40- {~ Acı Gerçekler ~}

5.2K 223 16
                                    

Kelepçesinin kilidi açılan kız bileğini ovarak Sara'ya"Nasıl olacak o. Adamların her birinde silah var ve hiç acımaları yok. Bizi canlı canlı denize atarlar. Bize sürüsüyle işkence yaparlar."diye korkusunu belirtti.

Sara kızın korkusunu anlıyordu ama canını tehlikeye atsa bile bu duruma boyun eğemez, asla kabul edemezdi.
Kızında onu anlaması için sakin olmaya çalışarak;"Ne yani onlar bu dediklerini yapacak diye susup. Her dediklerini yapacak mıyız? Şu halimize bak! kaçıncı yüzyıldayız? Bu yaptıkları insan kaçırma. İnsanı hür iradesinden alıkoyma. İnsanı pazarlama. Hiç bir şey yapmadan duramam! Durmamalıyız." diye isyan etti.

Derin bir nefes alarak;"Zorla adamlara pazarlanmayacağım. Dediklerini yapacaklarsa yapsınlar." diyince kız;"Peki bir planın var mı?"diye sordu.

Sara kendinden pek emin olmayarak" Var ama ne kadar iyi bilemiyorum. Önemli olan gemi hareket etmeden bir şekilde burdan çıkmalıyız. Yoksa işimiz çok zor."dediğinde diğer kızlara baktı.

Onların yardımı olmadan pek başaralı olacağını hatta başarılı olacağını düşünmüyordu. Bu yüzden onlardan yardım almak için kısık sesle;"Benim adım Sara. Ben bir avukatım. Bizi buradan kurtaracağım ve bu iğrenç adamların en büyük cezayı almaları için elimden geleni yapacağım. Ama burdan kurtulmamız için sizlerin yardımına ihtiyacım var. Hep birlikte hareket etmeliyiz." dediğinde tek tek kızlara baktı."

Aralarından birisi;"Peki bizi bu kadar eli silahlı adamın elimden nasıl kurtaracaksın?"diye sordu.

Sara;"Öncelikle aranızda dövüş tekniklerinden herhangi birini yada silah kullanmayı bilen var mı?"diye sordu.
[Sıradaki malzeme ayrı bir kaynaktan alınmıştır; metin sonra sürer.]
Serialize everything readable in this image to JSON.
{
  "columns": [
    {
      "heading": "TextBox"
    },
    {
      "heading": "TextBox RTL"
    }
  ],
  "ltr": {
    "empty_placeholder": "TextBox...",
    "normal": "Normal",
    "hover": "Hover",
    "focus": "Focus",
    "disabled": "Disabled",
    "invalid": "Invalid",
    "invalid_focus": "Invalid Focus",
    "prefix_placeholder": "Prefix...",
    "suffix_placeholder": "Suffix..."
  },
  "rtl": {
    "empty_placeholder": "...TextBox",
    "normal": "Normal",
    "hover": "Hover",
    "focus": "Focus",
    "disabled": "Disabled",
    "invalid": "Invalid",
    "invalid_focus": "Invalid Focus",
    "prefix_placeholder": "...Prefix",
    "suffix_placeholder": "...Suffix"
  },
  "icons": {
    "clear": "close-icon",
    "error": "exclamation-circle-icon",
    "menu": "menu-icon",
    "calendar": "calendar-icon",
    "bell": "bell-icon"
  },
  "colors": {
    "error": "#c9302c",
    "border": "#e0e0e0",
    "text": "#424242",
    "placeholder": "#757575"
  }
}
Kızlara baktığında ses çıkmamıştı. Bu seferde bir umutla;"Tamam peki. Benimle kamaradan çıkarak, gizlice hareket edebilecek var mı? diye sordu.

Aralarından bir tanesi tiz sesiyle;"Çok tehlikeli biliyorum. Ama yaptırmak istedikleri şeyleri yapmak istemiyorum. O yüzden ben varım."diyince ondan cesaret alan başka bir kız ;"Bende varım."dedi.

Son kızdan sonra diğerlerinden ses gelmeyince Sara;"Tamam iki kişi yeter."diyerek. Ona katılmak isteyen kızların yanına gitti.

Kızlara;"Benim adım Sara sizin ki?"diye sorunca Sara'nın teklifini ilk kabul eden kız"Benim adım Simge." diğeri ise "Benim adımda Afra."diye karşılık verdi.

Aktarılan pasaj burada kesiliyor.